The number of companies joining the Global Compact continues to exceed the number of expulsions, the UN says. With 646 companies from around the world joining the initiative thus far in 2013, participants have signed onto the Global Compact at more than six times the rate of expulsions.
Global Compact says is the largest voluntary corporate responsibility initiative in the world, and, in principle, its members are committed to aligning their operations and strategies with 10 universally accepted principles in the areas of human rights, labor, environment and anti-corruption.
Business participants in the Global Compact commit to make the 10 principles part of their business strategies and day-to-day operations. As an integral part of their commitment, companies must issue an annual COP, a public disclosure to stakeholders — including investors, consumers, civil society and governments — on progress made in implementing the 10 principles, and in supporting broader UN development goals.

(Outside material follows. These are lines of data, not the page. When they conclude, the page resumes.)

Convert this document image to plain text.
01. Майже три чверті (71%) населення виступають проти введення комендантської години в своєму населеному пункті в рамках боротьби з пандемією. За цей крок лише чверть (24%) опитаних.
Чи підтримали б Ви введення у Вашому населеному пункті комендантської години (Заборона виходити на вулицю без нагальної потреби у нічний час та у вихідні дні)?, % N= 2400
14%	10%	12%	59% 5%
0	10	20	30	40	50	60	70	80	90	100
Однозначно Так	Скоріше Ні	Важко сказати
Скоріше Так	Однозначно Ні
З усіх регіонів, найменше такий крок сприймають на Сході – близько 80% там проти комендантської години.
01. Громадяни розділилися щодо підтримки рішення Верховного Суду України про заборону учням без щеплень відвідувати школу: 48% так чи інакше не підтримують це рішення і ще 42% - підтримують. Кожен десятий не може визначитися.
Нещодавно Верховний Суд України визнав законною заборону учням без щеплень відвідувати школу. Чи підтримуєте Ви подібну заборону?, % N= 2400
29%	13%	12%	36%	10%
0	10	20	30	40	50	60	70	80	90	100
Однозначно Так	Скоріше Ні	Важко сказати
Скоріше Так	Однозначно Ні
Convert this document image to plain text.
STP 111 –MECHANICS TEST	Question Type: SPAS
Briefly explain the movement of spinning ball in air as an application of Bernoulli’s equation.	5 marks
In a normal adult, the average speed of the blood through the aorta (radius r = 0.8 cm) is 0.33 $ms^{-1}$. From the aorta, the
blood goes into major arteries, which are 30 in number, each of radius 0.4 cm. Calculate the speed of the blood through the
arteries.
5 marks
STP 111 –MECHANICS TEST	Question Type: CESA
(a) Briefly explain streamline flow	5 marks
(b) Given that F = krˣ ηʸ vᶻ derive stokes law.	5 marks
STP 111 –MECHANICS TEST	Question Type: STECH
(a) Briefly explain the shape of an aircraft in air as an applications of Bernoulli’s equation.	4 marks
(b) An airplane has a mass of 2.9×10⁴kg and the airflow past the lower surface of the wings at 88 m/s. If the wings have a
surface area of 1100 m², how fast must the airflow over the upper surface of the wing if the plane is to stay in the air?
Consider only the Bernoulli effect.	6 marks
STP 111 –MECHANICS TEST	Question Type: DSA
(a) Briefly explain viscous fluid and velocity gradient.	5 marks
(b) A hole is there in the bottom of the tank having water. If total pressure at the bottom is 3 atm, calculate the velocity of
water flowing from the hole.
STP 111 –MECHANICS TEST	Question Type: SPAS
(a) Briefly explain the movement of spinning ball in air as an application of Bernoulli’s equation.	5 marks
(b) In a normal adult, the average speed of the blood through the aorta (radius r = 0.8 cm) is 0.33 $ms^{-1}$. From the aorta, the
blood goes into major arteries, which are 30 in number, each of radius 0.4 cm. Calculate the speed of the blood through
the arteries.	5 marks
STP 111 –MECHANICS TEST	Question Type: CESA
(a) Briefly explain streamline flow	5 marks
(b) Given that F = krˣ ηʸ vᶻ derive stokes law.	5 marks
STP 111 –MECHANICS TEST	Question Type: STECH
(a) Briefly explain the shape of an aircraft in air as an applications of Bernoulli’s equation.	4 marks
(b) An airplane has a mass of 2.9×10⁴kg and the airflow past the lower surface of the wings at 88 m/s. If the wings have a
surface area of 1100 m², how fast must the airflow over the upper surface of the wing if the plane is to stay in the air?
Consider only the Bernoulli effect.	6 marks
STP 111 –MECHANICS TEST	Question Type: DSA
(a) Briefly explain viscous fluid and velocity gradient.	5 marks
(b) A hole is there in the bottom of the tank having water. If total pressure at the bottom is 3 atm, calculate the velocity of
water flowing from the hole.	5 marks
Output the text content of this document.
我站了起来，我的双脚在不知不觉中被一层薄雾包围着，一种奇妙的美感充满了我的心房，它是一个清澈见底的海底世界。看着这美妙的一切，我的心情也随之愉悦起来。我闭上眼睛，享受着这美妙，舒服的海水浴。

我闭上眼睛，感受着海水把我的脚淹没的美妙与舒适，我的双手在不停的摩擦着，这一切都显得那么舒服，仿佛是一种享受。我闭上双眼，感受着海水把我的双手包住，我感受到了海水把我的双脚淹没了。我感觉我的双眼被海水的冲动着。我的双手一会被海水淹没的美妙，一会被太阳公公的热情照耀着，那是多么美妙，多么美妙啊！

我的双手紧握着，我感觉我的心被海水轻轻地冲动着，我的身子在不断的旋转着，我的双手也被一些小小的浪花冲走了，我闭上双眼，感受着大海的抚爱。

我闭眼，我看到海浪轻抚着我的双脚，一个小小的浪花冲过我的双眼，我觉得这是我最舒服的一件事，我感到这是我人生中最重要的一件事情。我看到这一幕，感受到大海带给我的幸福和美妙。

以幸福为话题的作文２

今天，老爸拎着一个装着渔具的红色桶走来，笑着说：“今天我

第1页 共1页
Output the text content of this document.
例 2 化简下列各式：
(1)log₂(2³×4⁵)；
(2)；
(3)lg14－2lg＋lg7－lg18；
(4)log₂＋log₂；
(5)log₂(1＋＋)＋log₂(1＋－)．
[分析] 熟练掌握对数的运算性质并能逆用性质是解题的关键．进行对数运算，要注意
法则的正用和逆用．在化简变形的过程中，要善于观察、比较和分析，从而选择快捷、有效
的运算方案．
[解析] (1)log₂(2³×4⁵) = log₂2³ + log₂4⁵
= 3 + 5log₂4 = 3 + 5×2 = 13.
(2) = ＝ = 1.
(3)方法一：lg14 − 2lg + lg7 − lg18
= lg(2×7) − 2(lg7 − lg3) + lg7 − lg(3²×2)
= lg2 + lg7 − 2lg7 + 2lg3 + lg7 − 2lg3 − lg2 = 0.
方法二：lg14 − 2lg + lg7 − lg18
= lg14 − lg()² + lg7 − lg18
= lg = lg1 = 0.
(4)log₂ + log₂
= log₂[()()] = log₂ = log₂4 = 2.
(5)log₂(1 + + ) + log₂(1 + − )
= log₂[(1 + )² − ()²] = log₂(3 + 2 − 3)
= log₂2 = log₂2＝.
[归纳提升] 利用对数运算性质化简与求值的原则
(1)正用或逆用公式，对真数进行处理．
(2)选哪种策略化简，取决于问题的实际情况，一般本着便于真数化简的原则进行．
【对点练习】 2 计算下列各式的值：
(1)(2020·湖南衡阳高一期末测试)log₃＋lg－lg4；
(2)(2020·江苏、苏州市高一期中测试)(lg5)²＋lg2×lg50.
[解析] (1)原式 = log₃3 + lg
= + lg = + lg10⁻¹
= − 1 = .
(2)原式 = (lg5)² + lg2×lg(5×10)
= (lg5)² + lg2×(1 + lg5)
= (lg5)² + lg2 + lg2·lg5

Companies that fail to submit a COP for two consecutive years have not fulfilled their commitment to the Global Compact and face expulsion from the initiative. Expelled participants that wish to renew their participation must reapply via a new letter of commitment from the chief executive.
In March, the Guardian reported that more than 750 businesses, including major European and American corporations, are expected to be ejected from the Global Compact in the next six months, and a few hundred more after that, as the group evaluates whether its members are upholding its principles.